Gender inequality gap in completion rate persist both in primary and secondary education as evinced in the figures in the table. The gender gap appears to be more stark in the secondary level than the primary, with less than half of the girls going on to finish Grade 9. We may infer from this, that chances of girls remaining in school diminishes as they make the transition to post-primary and higher up the grades. This is serious cause for concern as Swainson points out 'many of the health and empowerment benefits of education are not unlocked until girls have progressed to secondary level' (A Fair Chance to Girls Education, pg. 17).

Easy access to educational services is perhaps one of the major barriers that prevent girl children from going to schools especially in those governorates where the terrain is difficult and poorly serviced. Families fear for the safety of their daughters – risk of harassment by strangers and difficulty encountered in travel – result in girls being withdrawn from school. The increase in rural drop-out rates among females can be attributed to the absence of gender segregated schools/classes and teachers inability to motivate girls in co-educational schools. 85% of schools in rural areas and 60% in urban being are co-educational schools ignoring this barrier to girl's education.

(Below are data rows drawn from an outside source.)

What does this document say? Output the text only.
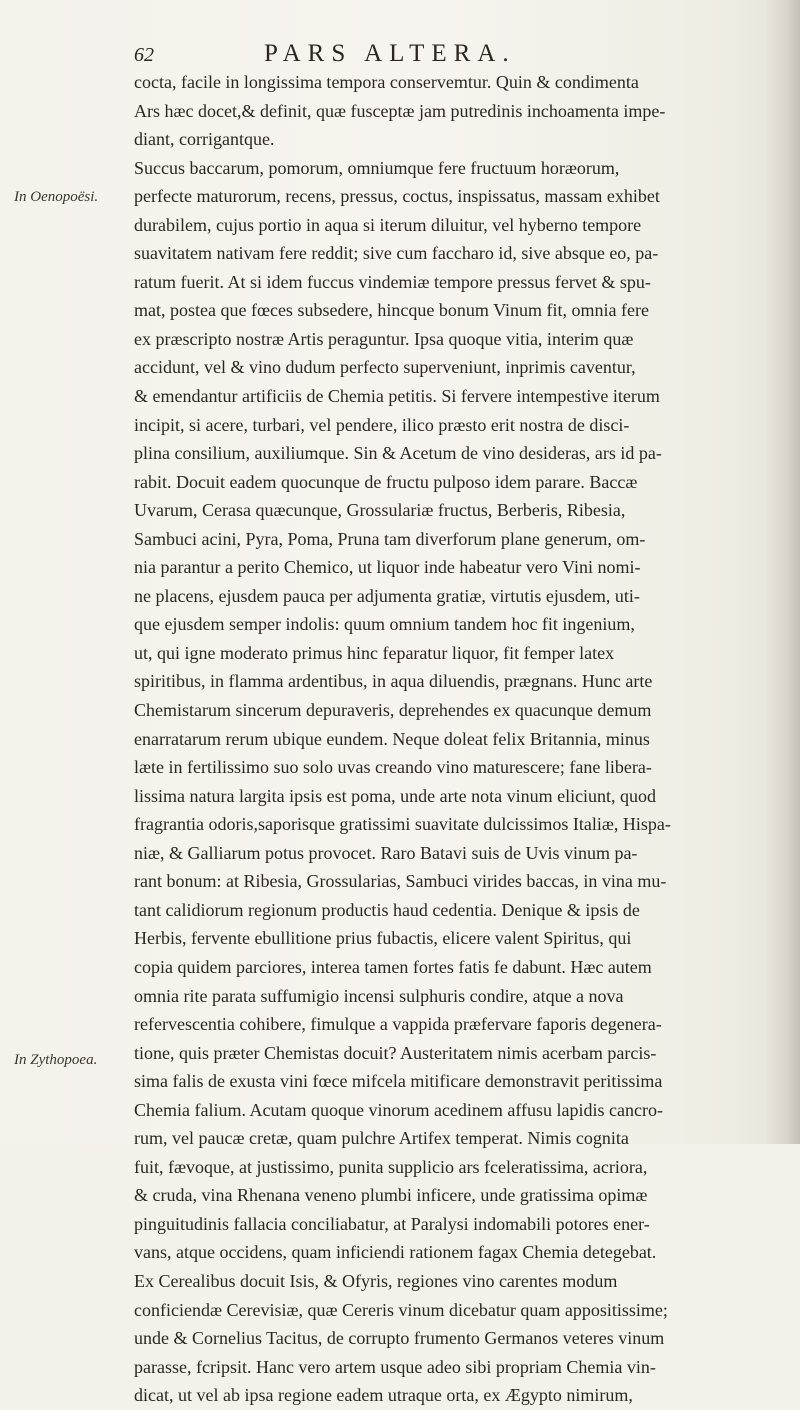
62	PARS ALTERA.
In Oenopoësi.
In Zythopoea.
cocta, facile in longissima tempora conservemtur. Quin & condimenta
Ars hæc docet,& definit, quæ fusceptæ jam putredinis inchoamenta impe-
diant, corrigantque.
Succus baccarum, pomorum, omniumque fere fructuum horæorum,
perfecte maturorum, recens, pressus, coctus, inspissatus, massam exhibet
durabilem, cujus portio in aqua si iterum diluitur, vel hyberno tempore
suavitatem nativam fere reddit; sive cum faccharo id, sive absque eo, pa-
ratum fuerit. At si idem fuccus vindemiæ tempore pressus fervet & spu-
mat, postea que fœces subsedere, hincque bonum Vinum fit, omnia fere
ex præscripto nostræ Artis peraguntur. Ipsa quoque vitia, interim quæ
accidunt, vel & vino dudum perfecto superveniunt, inprimis caventur,
& emendantur artificiis de Chemia petitis. Si fervere intempestive iterum
incipit, si acere, turbari, vel pendere, ilico præsto erit nostra de disci-
plina consilium, auxiliumque. Sin & Acetum de vino desideras, ars id pa-
rabit. Docuit eadem quocunque de fructu pulposo idem parare. Baccæ
Uvarum, Cerasa quæcunque, Grossulariæ fructus, Berberis, Ribesia,
Sambuci acini, Pyra, Poma, Pruna tam diverforum plane generum, om-
nia parantur a perito Chemico, ut liquor inde habeatur vero Vini nomi-
ne placens, ejusdem pauca per adjumenta gratiæ, virtutis ejusdem, uti-
que ejusdem semper indolis: quum omnium tandem hoc fit ingenium,
ut, qui igne moderato primus hinc feparatur liquor, fit femper latex
spiritibus, in flamma ardentibus, in aqua diluendis, prægnans. Hunc arte
Chemistarum sincerum depuraveris, deprehendes ex quacunque demum
enarratarum rerum ubique eundem. Neque doleat felix Britannia, minus
læte in fertilissimo suo solo uvas creando vino maturescere; fane libera-
lissima natura largita ipsis est poma, unde arte nota vinum eliciunt, quod
fragrantia odoris,saporisque gratissimi suavitate dulcissimos Italiæ, Hispa-
niæ, & Galliarum potus provocet. Raro Batavi suis de Uvis vinum pa-
rant bonum: at Ribesia, Grossularias, Sambuci virides baccas, in vina mu-
tant calidiorum regionum productis haud cedentia. Denique & ipsis de
Herbis, fervente ebullitione prius fubactis, elicere valent Spiritus, qui
copia quidem parciores, interea tamen fortes fatis fe dabunt. Hæc autem
omnia rite parata suffumigio incensi sulphuris condire, atque a nova
refervescentia cohibere, fimulque a vappida præfervare faporis degenera-
tione, quis præter Chemistas docuit? Austeritatem nimis acerbam parcis-
sima falis de exusta vini fœce mifcela mitificare demonstravit peritissima
Chemia falium. Acutam quoque vinorum acedinem affusu lapidis cancro-
rum, vel paucæ cretæ, quam pulchre Artifex temperat. Nimis cognita
fuit, fævoque, at justissimo, punita supplicio ars fceleratissima, acriora,
& cruda, vina Rhenana veneno plumbi inficere, unde gratissima opimæ
pinguitudinis fallacia conciliabatur, at Paralysi indomabili potores ener-
vans, atque occidens, quam inficiendi rationem fagax Chemia detegebat.
Ex Cerealibus docuit Isis, & Ofyris, regiones vino carentes modum
conficiendæ Cerevisiæ, quæ Cereris vinum dicebatur quam appositissime;
unde & Cornelius Tacitus, de corrupto frumento Germanos veteres vinum
parasse, fcripsit. Hanc vero artem usque adeo sibi propriam Chemia vin-
dicat, ut vel ab ipsa regione eadem utraque orta, ex Ægypto nimirum,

Presence of female teachers has an important influence in both girl children enrollment in schools as well as retention. Both from the point of view of families feeling more secure with female teachers and their ability to act as role models and motivate girls in the learning process. Currently there are far fewer female teachers than male teachers. The percentage of female teachers in the cities is only 52% of the total number of urban male teachers, while the percentage for rural areas is only 8.6%. The total number of female teachers both in cities and suburbs are a mere 21% of salaried male teachers employed by the Ministry of Education. Gender-neutral recruitment policies and process lead to men outnumbering women at all levels of the education system.

High cost of schooling is a major constraint with families contributing as much as 45% of their income towards education result in their not wishing to send their girl children to school. This is particularly relevant to poor families in rural areas with low incomes. Inability to afford the financial burden of enrolling girls in schools in terms of expenses towards uniforms, fees, travel and other related expenses is a major obstacle in girl children's education. This is also accompanied with a strong son preference.

A final point, the actual number of children who have never attended primary school is distressing – a little short of 50% (male: 46.79% and female: 47.24%). While the variation in gender gap between female and male is not large, this is a major challenge as an estimated 46% of Yemen's population comprises of the young and will be new entrants in the work force. Absence of rural-urban break-up is a major handicap in making an accurate assessment on the scale and nature of the problem.